Durante il ricovero subirà diverse trasfusioni. I medici iniziano da ipotesi generali. Molto viene scartato, dai tumori a malattie degenerative. Poi la ragazza mostra qualche miglioramento. Per questo viene trasferita nel reparto di Medicina generale. Gli organi principali però funzionano a scartamento ridotto. Poi iniziano a collassare. Dopo il midollo, il fegato e infine i reni. In Humanitas molte valutazioni vengono scartate.

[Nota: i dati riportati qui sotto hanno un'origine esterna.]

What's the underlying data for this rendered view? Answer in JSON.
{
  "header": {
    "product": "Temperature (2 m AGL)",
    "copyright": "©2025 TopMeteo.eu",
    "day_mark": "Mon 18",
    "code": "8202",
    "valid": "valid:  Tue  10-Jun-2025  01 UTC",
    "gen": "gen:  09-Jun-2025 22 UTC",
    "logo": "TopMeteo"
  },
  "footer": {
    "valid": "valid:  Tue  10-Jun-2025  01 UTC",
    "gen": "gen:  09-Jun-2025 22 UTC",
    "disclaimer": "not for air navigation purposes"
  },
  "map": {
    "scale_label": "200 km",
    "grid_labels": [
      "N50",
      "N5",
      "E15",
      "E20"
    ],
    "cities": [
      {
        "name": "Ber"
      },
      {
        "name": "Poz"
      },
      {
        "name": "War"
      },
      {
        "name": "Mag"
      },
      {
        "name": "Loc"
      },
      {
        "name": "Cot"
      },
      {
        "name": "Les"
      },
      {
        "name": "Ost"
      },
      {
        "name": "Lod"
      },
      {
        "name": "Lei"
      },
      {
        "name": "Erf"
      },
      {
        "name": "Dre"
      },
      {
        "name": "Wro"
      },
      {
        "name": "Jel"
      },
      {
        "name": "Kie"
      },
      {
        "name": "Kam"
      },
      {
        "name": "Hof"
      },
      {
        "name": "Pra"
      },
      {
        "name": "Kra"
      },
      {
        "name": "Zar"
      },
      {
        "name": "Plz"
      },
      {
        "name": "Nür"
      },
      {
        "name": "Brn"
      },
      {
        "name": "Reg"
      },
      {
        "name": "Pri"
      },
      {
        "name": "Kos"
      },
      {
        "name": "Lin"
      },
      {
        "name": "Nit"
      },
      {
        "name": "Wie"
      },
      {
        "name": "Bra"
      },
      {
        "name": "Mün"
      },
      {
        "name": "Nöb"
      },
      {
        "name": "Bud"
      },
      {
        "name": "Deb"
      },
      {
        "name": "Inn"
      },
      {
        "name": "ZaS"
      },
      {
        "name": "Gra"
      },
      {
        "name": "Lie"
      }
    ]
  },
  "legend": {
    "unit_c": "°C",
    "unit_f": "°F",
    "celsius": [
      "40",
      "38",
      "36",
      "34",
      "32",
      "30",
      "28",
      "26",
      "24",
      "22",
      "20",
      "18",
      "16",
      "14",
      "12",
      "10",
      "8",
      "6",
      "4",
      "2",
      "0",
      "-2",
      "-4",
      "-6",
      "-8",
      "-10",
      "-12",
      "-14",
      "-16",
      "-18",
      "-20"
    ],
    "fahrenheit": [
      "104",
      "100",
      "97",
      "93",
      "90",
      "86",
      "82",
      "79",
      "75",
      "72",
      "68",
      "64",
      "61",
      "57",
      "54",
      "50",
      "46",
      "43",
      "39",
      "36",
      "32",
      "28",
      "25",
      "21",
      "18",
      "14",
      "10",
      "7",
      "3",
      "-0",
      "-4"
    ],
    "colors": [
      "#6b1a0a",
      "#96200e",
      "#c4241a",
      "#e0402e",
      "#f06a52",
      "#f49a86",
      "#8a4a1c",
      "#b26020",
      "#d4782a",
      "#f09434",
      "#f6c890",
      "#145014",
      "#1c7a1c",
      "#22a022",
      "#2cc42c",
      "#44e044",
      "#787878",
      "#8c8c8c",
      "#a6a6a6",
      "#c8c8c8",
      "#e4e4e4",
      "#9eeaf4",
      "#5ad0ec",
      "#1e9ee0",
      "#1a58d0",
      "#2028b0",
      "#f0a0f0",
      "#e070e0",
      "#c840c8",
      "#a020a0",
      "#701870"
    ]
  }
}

Ciò che colpisce, però, è il danno al midollo. Un dato sicuramente compatibile con la presenza di sostanze radioattive. È un’ipotesi non una certezza. Anche per questo Imane resta in reparto e non viene trasferita in una unità protetta. L’ipotesi di sostanze radioattive però pare in contraddizione con i risultati spiegati ieri dal Centro veleni di Pavia che illustra, in qualche modo, il contenuto del referto tossicologico trasmesso alla Procura. Qui vengono individuati cinque metalli nel sangue. Sono cobalto, cromo, nichel e molibdeno. Il cobalto è compatibile con elementi radioattivi, ma è risultato presente nel sangue della modella in percentuali piccolissime rispetto a un alert concreto. E comunque sia, il centro di Pavia non è in grado di fare dei match per comprendere la radioattività. Da qui il cortocircuito con le dichiarazioni di Humanitas. Insomma, c’è sostanza radioattiva oppure no? In realtà è una contraddizione solo apparente. Pavia, infatti, non esclude a priori la presenza, spiega solamente che non sono stati fatti i match. E del resto, come ricostruito dal Fatto, le analisi sono state fatte su 50 elementi standard. Una griglia che esclude moltissime altre sostanze. Detto questo, restano gli allarmi lanciati prima dal fratello e poi da legale di Imane. Entrambi parlano di avvelenamento. E l’avvelenamento è un’ipotesi concreta seguita dai magistrati. C’è però un altro buco nero in questa storia: l’autopsia. Perché non è stata fatta subito? Perché si è atteso oltre due settimane? Di certo l’analisi sui tessuti e non sul sangue potrebbe spiegare molte più cose. Ad esempio la presenza di un tumore raro non individuato dagli esami precedenti. Ma l’autopsia ancora deve essere fatta e questo nonostante la Procura fosse stata avvertita della grave situazione già dieci giorni prima della morte della testimone dei Bunga bunga di Arcore.